Dabei geht es nicht nur darum, einzelne Phänomene zu analysieren. Das Konzept des „liberalen Skripts“, also eine Art Drehbuch für die Organisation liberaler Gesellschaften, ermöglicht es uns, diese Entwicklungen vergleichend über Ländergrenzen und Weltregionen hinweg zu erfassen und zu erklären.
Was sind erste Ziellinien, die Sie in der neuen Förderphase erreichen wollen?
In der zweiten Förderphase möchten wir bei SCRIPTS in den Blick nehmen, wie sich die Anfechtungen liberaler Gesellschaftsentwürfe auswirken. Im Mittelpunkt steht dabei die Frage nach der Resilienz. Warum sind einige Demokratien in der Lage, mit zunehmender Polarisierung und Radikalisierung umzugehen, während andere ihre liberalen Grundprinzipien zur Disposition stellen? Was sind die politischen, rechtlichen und gesellschaftlich-kulturellen Rahmenbedingungen demokratischer Resilienz? Wie kann die liberale Demokratie geschützt und die regelgeleitete und liberale internationale Ordnung bewahrt und reformiert werden?
In unserer institutionellen Arbeit wollen wir internationale Partnerschaften vor allem im sogenannten Globalen Süden weiterentwickeln, Wissenschaftler*innen in frühen Karrierephasen fördern und die Infrastruktur für die Sammlung, Aufbewahrung und Verbreitung von Forschungsdaten insbesondere aus instabilen und autoritären Kontexten ausbauen.
Inwiefern bereichert die Arbeit des Clusters die Forschungslandschaft in Berlin? Was ist einzigartig an dem Cluster?

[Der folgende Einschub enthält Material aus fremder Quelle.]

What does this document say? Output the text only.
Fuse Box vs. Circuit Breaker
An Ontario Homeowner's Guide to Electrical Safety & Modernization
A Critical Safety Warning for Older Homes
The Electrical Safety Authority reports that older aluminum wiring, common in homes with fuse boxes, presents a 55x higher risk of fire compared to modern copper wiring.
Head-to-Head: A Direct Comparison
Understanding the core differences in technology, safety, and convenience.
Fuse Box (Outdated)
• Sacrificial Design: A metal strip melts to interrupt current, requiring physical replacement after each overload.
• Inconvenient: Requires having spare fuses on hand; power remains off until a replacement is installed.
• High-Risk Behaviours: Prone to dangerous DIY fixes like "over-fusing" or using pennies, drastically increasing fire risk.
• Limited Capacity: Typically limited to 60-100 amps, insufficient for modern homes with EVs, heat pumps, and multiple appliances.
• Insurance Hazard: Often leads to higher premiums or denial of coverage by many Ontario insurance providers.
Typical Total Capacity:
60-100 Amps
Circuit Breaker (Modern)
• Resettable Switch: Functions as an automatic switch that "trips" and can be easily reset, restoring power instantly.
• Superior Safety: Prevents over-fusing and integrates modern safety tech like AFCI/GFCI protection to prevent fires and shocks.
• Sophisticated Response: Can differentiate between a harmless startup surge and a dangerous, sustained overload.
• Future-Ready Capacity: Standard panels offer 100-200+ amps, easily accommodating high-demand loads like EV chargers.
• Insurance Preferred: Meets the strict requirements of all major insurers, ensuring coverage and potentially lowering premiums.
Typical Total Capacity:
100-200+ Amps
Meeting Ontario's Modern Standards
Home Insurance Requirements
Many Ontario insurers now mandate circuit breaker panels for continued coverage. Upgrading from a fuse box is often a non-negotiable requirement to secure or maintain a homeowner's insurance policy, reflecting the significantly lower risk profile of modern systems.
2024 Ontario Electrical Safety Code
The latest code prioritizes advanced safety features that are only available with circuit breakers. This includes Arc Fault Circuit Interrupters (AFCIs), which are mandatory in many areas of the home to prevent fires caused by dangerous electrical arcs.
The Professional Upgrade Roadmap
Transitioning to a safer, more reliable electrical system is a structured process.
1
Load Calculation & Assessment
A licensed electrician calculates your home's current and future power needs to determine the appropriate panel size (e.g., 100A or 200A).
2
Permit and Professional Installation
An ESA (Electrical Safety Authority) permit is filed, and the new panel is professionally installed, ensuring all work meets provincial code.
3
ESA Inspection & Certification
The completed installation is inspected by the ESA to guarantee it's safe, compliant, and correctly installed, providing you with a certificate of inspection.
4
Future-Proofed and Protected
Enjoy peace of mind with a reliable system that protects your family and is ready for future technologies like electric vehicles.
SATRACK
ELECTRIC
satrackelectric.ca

Die Forschung von SCRIPTS ist vergleichend, global ausgerichtet und interdisziplinär – wir bringen unterschiedliche Perspektiven zusammen aus den Politik- und Sozialwissenschaften, der Geschichtswissenschaft, der Rechtswissenschaft, der Erziehungswissenschaft sowie den Regionalstudien.
Das gelingt uns zum einen durch unser institutionelles Netzwerk in Berlin: SCRIPTS ist ein Verbund, der drei Universitäten und drei außeruniversitäre Forschungsinstitute zusammenbringt. Zum anderen können wir auf mehr als 20 internationale Partnerschaften bauen, um Wissenschaftler*innen aller Karrierestufen aus den verschiedenen Weltregionen in unsere Forschung einzubinden.
Ein besonderes Merkmal bei SCRIPTS ist die Offenheit nach innen und nach außen – auch in Richtung Politik, Medien und Zivilgesellschaft.
Inwiefern ist Ihre Forschung von gesellschaftlicher Relevanz?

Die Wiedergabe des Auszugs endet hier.